Les dernières données disponibles sur les mouvements de frontaliers sortant du canton remontent à 2000, avec le recensement fédéral.

Ainsi, en 2000, 429 travailleurs passaient quotidiennement la frontière pour se rendre au travail à l’étranger, essentiellement en Italie. En sens inverse, plus de 51’000 Italiens se rendent chaque jour au Tessin (chiffres 2011).

L’accord bilatéral sur la libre circulation des personnes est entré en vigueur en 2002.

Le délégué du canton pour les rapports avec la Confédération a trois tâches principales.

La première, et plus importante de toutes est la sauvegarde des intérêts du Tessin. Dans ce domaine, le délégué s’occupe autant des rapports du Tessin avec la Confédération, que des relations avec d’autres cantons.
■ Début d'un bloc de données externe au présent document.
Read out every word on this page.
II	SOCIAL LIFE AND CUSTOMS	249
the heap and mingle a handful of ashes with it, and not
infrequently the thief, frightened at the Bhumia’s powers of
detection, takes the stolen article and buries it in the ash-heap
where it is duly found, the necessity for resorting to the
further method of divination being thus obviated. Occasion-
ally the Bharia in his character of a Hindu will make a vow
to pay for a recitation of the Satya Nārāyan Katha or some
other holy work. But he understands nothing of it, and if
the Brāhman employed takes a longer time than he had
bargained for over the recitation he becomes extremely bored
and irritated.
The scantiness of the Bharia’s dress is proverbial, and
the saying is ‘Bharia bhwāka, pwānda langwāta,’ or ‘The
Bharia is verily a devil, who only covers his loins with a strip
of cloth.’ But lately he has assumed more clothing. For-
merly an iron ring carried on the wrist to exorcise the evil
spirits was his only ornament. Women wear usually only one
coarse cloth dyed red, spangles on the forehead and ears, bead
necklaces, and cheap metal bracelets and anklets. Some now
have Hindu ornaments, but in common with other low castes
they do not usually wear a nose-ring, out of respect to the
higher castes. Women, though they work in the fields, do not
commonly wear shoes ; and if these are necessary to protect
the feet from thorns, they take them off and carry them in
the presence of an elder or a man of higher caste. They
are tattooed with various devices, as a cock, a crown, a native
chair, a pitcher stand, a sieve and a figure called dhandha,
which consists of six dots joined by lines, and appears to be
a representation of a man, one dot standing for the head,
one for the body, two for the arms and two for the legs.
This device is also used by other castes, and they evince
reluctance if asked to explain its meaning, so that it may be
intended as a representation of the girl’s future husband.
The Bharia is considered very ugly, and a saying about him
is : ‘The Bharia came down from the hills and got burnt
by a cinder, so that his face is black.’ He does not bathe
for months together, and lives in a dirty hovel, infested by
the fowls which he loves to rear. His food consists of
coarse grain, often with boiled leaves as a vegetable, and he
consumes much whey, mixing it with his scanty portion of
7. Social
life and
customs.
Deuxièmement, le délégué a pour tâche de faire croître le nombre de Tessinois recrutés dans l’administration fédérale (politique du personnel).

Le délégué du canton doit aussi donner de la visibilité au Tessin (par exemple en organisant des événements ou en participant à des événements communs).

L’émissaire tessinois entretien aussi des contacts étroits avec la députation parlementaire à Berne, mais c’est le gouvernement cantonal qui lui indique quelles sont ses tâches et c’est à lui que le délégué doit rendre des comptes.

Le travail de Jörg De Bernardi est réparti à raison d’un tiers à Bellinzone et deux tiers à Berne.